House Votes to Make Student Loans Much More Affordable

Jan 18, 2007
Press Release

Washington, D.C. – Yesterday, Congresswoman Carolyn B. Maloney (D-Manhattan, Queens) voiced her strong support for H.R. 5, The College Student Relief Act, which will cut federal student loan interest rates in half over the next five years.  Maloney voted to approve the measure, which passed the House of Representatives by a vote of 356 - 71. 

H.R. 5 will save New Yorkers who start school this year an average of $2,360 over the life of their federal student loans.  New Yorkers who start school in 2011, when H.R. 5's interest rate cuts would be fully phased in, would save an average of $4,570.

“This bill will help thousands of New York families cope with skyrocketing college costs,” said Rep. Maloney.  “In the first few days of this Congress, we’ve already done more to expand access to higher education than the Republicans did in the last six years.”

“High costs are the #1 reason students drop out of college or fail to go at all,” Maloney added.  “Giving our students a break is good for families and it’s good for our economy, too.”

In July 2006, the GOP-controlled Congress raised interest rates on federal student loans to their highest point in 16 years, from 5.3% to 6.8% --costing the average college graduate $2,500 more in interest payments.  The bill approved today not only reverses this increase, it cuts student loan rates even further, to 3.4% by 2011.

Last September, Rep. Maloney, Rep. Anthony Weiner and five of their House colleagues released a report showing that the average annual cost of attending SUNY and CUNY schools increased more than 30% between 2001 and 2006, from $3,766 to $4,895 per year.

Yesterday afternoon, Rep. Maloney spoke on the House Floor in support of H.R. 5.  The full text of Maloney’s remarks follows:

Madam Speaker, I rise in support of H.R. 5, the College Student Relief Act of 2007.

This bill will help make college more affordable and accessible by cutting the interest rates in half on certain subsidized student loans over the next five years.
Studies show the #1 reason students fail to attend college, or are forced to drop out of college prior to graduation, is cost.

In recent years, tuition and fees have skyrocketed across our country, making college less affordable and making it ever more difficult for families to send their children to college.

Since the 2000-2001 school year, tuition and fees at public universities have increased by an astounding 41 percent after inflation and by 17 percent at private universities.

Compounding this problem is that interest rates on student loans have also increased.  Over the last five years, the interest rate on students loans have increased by almost 2 percentage points.

In July of last year I released a report with several of my New York Colleagues on the impact of the growing cost of college on New York City residents.

This study is available on my website,, and it showed that when the interest rates on federal Stafford Loans were raised in July, to the highest point in 16 years, from 5.3% to 6.8%. It will cost the average college graduate attending a New York City or State College $2,500 more in interest payments.
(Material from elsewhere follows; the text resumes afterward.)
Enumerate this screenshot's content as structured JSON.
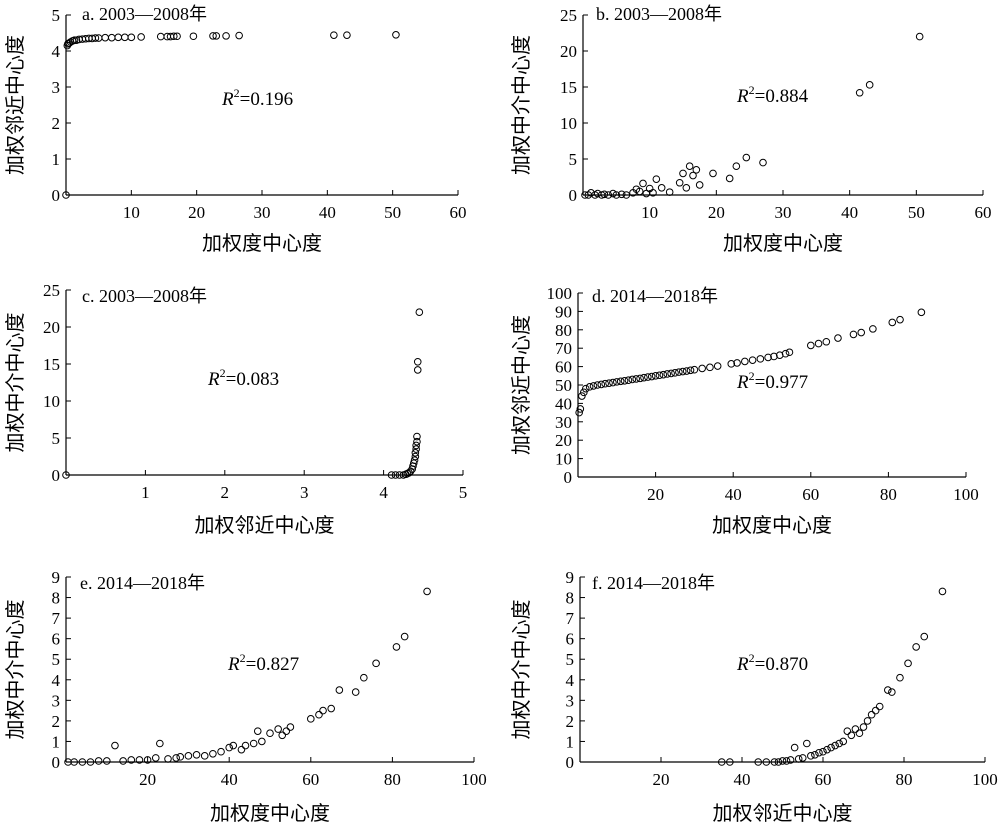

The report also showed that an average graduate in New York State leaves college $17,594 in debt.  Under today's bill, that same student would save $5,662 in interest payments over the life of his or her loans.

Overall, when this bill goes into effect, it will save money for 5.5 million students across the country, while still meeting our pay-as-you-go requirements.

I commend Speaker Pelosi and Chairman George Miller for bringing this bill before us today and I urge all of my colleagues to give our nation's students a break and cut the cost of their tuition.